The Italian, he said, was an autocrat. He would not indulge or understand players, he added, inviting readers to draw a comparison with Hughes himself.

Some 36 hours later, City beat Manchester United 6-1 at Old Trafford. Not for the last time, Hughes's timing and judgement were made to look similarly, and seriously, flawed.

Advance 13 months and Mancini sits at the top of the Premier League table while Hughes props it up.

If the theme of the Welshman's managerial career is trying to recreate what he lost on that December day in 2009 when City dismissed him, the common denominators with his reign at Etihad Stadium are unwanted.

At Queens Park Rangers, too, he may soon lose his job. As at City, he squandered too much money on misjudged signings. After spending the Christmas of 2008 in the relegation zone with City, he has now taken up permanent residence there.

And yet, should his traumatic 10-month spell at Loftus Road be ended shortly, every analysis of his time at QPR is likely to feature two quotes.

The first, when Hughes resigned as the manager of Fulham in June 2011, was his explanation that he was an "ambitious" manager. The implication was that homely Fulham were not good enough for him.

Fast-forward to the present day and Fulham are in the upper half of the Premier League. Hughes, meanwhile, chased the money, joining cash-rich QPR.

And when, despite a defeat that resulted in City's crowning as the Premier League champions in May, QPR survived relegation, Hughes promptly promised they would not be in the same position again. Cue recent quips that they won't: instead of battling relegation on the final day of the season, the thinking goes, they will already be down.

Because QPR have two points fewer than Derby County, statistically the worst team in Premier League history, did at the same stage of the 2007/08 season.

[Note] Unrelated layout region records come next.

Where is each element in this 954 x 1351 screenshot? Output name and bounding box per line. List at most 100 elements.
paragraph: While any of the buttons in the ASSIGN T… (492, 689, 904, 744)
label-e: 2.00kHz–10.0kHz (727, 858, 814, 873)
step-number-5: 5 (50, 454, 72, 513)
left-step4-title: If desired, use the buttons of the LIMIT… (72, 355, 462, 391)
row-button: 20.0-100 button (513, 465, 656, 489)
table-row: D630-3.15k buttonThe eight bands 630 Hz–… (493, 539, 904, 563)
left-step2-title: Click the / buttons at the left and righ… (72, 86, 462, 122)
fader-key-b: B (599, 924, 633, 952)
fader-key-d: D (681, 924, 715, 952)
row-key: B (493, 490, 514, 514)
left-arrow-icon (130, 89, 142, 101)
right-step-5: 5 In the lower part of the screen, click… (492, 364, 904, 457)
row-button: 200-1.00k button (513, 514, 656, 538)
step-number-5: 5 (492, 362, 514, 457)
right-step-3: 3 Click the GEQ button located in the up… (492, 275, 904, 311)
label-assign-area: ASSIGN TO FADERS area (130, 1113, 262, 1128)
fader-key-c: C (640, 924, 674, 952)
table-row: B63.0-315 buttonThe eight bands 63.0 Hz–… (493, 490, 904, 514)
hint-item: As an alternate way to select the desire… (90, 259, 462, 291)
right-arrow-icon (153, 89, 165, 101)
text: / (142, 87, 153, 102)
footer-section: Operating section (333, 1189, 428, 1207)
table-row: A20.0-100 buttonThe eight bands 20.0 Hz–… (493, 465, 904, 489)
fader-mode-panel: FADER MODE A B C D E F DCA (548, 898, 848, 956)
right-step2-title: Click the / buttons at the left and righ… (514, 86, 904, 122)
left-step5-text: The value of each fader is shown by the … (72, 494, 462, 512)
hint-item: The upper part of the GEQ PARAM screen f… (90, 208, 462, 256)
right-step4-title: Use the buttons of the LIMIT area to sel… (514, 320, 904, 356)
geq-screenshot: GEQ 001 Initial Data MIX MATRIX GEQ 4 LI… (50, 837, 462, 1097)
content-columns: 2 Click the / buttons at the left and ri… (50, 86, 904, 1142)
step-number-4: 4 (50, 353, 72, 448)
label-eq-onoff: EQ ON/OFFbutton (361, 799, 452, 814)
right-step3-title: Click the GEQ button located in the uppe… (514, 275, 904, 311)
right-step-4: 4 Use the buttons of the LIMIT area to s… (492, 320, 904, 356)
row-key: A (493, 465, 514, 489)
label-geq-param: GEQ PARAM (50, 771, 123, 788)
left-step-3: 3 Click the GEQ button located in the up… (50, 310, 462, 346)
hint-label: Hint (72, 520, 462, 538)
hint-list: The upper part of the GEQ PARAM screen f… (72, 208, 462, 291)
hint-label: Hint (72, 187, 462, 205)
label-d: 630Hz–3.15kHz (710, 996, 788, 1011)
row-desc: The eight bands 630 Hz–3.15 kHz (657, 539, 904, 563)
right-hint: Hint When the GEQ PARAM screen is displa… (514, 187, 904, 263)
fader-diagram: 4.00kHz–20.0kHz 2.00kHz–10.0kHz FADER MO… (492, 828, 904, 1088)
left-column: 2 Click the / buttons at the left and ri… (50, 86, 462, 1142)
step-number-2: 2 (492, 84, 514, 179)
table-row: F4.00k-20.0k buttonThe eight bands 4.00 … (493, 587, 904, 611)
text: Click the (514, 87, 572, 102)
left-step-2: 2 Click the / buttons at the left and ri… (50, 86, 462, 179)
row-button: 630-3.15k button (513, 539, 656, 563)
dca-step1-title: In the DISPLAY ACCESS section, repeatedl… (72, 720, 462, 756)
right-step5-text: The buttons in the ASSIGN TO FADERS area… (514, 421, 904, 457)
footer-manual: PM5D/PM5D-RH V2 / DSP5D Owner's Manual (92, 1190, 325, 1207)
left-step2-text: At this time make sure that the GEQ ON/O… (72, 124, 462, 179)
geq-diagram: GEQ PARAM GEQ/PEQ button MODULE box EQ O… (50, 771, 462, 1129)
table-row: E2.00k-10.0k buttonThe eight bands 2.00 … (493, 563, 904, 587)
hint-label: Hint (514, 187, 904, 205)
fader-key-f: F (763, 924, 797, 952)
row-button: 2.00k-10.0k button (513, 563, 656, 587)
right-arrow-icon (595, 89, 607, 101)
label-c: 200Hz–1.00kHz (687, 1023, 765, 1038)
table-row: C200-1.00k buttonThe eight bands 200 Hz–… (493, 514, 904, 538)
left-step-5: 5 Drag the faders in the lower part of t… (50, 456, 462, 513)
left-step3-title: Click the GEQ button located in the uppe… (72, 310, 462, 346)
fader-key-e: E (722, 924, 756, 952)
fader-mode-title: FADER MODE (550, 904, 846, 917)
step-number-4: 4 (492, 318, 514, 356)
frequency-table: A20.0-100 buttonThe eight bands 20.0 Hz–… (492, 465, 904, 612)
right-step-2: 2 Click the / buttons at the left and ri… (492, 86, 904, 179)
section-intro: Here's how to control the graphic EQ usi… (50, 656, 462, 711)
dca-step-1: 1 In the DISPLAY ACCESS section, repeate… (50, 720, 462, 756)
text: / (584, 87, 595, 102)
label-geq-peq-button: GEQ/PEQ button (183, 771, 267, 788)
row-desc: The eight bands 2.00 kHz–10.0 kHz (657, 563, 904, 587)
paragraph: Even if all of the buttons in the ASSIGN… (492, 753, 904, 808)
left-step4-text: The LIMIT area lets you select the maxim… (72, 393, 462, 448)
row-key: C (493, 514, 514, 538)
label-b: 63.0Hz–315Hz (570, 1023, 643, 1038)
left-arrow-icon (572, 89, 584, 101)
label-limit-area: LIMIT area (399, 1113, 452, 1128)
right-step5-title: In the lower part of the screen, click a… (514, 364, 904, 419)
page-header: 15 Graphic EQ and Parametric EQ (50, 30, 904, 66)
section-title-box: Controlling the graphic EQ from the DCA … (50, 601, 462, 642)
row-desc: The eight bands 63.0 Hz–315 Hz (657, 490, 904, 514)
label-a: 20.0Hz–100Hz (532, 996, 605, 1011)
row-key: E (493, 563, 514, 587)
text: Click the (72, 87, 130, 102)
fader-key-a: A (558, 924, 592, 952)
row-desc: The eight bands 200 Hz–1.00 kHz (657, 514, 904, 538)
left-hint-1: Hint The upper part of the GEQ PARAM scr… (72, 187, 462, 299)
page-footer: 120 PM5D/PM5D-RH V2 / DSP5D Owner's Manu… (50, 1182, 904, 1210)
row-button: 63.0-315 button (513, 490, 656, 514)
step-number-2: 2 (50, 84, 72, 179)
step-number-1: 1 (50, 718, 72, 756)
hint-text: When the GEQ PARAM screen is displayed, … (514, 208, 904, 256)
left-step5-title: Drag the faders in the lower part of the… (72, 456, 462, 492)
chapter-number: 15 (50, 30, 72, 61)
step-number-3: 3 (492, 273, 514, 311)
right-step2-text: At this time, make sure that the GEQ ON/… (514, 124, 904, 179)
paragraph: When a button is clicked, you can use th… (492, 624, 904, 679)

And yet, before Saturday's defeat to Southampton, Hughes still insisted he was targeting a top-half finish.

It invited the question of when and where a pragmatist was transformed into a dreamer, just as one of the most admired managers in the game became one of the most derided. Because the difference between Hughes's seemingly inflated opinion of himself and others' diminishing opinion of him has rarely been greater.

After Southampton, a side without a point on their travels, recorded an emphatic win at Loftus Road, Hughes acknowledged: "We have to accept that we're in danger of going down."

It was a statement of the obvious. It was also a conclusion others reached weeks ago.

When the Loftus Road crowd have decided, as they chanted, that some of their players are only at the club for the money, they were only echoing the thoughts of the others. It can feel as though there are African countries with a GDP lower than QPR's wage bill.

So when Hughes claimed, as he did in a newspaper column on Saturday, that QPR have raised expectations, it is through expenditure, not actual achievements. He inherited a team 17th in the league and, with a run of four points from 12 games, has taken them to 20th.

While Hughes's reputation is in ruins, he appears to have forgotten how he made his name.

At Blackburn Rovers, he discovered comparative unknowns such as Ryan Nelsen and Christopher Samba, who were acquired for bargain prices, and plucked hungry players from other clubs' reserves, such as Stephen Warnock and David Bentley. He built from the back, forged a team with a formidable spirit and irritated his superiors because his side were so hard to beat.

It is worth recalling precisely as QPR, with their porous defence, underachieving and overpaid big names and tame capitulation on Saturday, are the antithesis of that Rovers side. It was such a shocking result that even the hugely supportive owner Tony Fernandes changed his tone.

The Malaysian said: "Everyone including me let the fans down."

His mea culpa was admirable but misguided. His mistake was to invest too much trust and too much money in the wrong manager, to be seduced by the rhetoric of Hughes and his agent Kia Joorabchian, to believe, until Southampton stormed Loftus Road, that injuries and officiating accounted for QPR's lowly league position. His are errors borne of enthusiasm and naivety.

The manager's faults are altogether more significant. His recruitment drive has been woeful, his reading of players' abilities and characters equally unsound. In the process, he overrated not just them, but himself. He has illustrated why City got rid of him and why Fulham, flourishing under Martin Jol, may feel glad he walked out in search of supposedly better things.

Because the QPR supporters are in little doubt where the blame lies or what Fernandes's next move should be. The fall of a manager normally brings a wave of sympathy. Given the hubris of Hughes, this time it may not.